Je regrette que l'ORTC demeure un lieu privé

8 Mars 2013 , Rédigé par Aimons les Comores

Interview / Me Fahmi Said Ibrahim, chef du parti PEC

 

 

«Je regrette que la télévision nationale demeure un lieu privé»



Fahmi Said Ibrahim leader du parti PEC répond à HZK Presse La Gazette


L’actualité politique dans le pays est riche ces derniers temps. De la dernière sortie de Sambi, en passant par la création du parti présidentiel ou la crise à la cour constitutionnelle, les politiques ont du pain sur la planche. Alors que les sambistes se réunissent en Alliance, on a remarqué l’absence de Me Fahmi Said Ibrahim, le dernier ministre des affaires étrangères de Sambi. Une situation que ce leader du parti PEC a accepté de décortiquer avec nous.

 

Question : Quelle lecture faites-vous de la situation politique actuelle du pays ?

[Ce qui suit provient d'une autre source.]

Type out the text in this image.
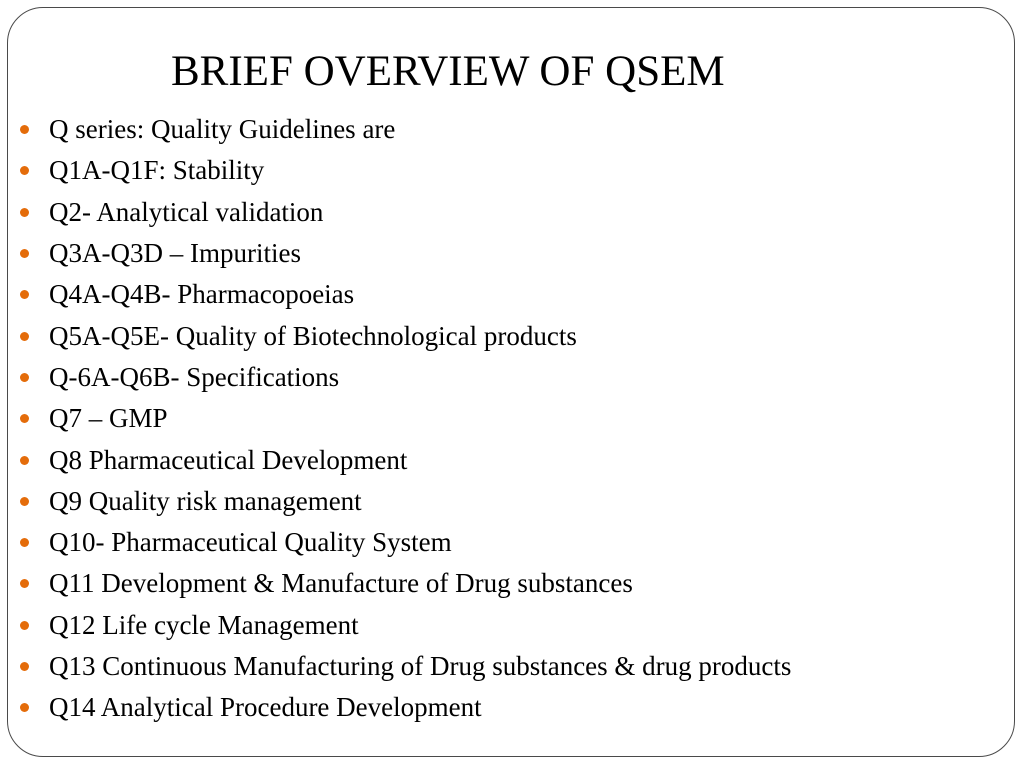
BRIEF OVERVIEW OF QSEM
Q series: Quality Guidelines are
Q1A-Q1F: Stability
Q2- Analytical validation
Q3A-Q3D – Impurities
Q4A-Q4B- Pharmacopoeias
Q5A-Q5E- Quality of Biotechnological products
Q-6A-Q6B- Specifications
Q7 – GMP
Q8 Pharmaceutical Development
Q9 Quality risk management
Q10- Pharmaceutical Quality System
Q11 Development & Manufacture of Drug substances
Q12 Life cycle Management
Q13 Continuous Manufacturing of Drug substances & drug products
Q14 Analytical Procedure Development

Fahmi Said Ibrahim : La situation actuelle du pays est foisonnante. Plusieurs partis naissent ces temps-ci. Donc, on peut dire que le terrain politique est manifestement fertile. Il y a de choses bonnes qui se passent et d’autres moins bonnes. Ce que je regrette de ma part, c’est l’absence d’espace de débat contradictoire. Au lieu de faire des déclarations çà et là parfois inopportunes, s’il y avait ces espaces, il y aurait des débats productifs et où nous les Hommes politiques serions jugés par nos convictions, nos idées et non pas par des journaux interposés. Je regrette la disparition du quotidien Albalad car il était un instrument fantastique qui relatait et qui transcrivait le débat politique dans le pays. Je regrette la disparition de CRTV quoi qu’on puisse penser sur cette télévision. Mais elle contribuait au débat politique. Je regrette que la télévision nationale demeure un lieu privé où seul certaines personnes ont accès. Vous me direz que rien n’a changé. Peut-être mais faudrait-t-il que la question soit posée sérieusement dans le pays pour que cet instrument soit un espace de débat contradictoire où tout le monde puisse avoir accès. Je rappelle qu’il n’est pas normal que des élus n’aient pas accès à la télé. Moi-même j’étais censuré. On ne peut que dénoncer cet état de faite.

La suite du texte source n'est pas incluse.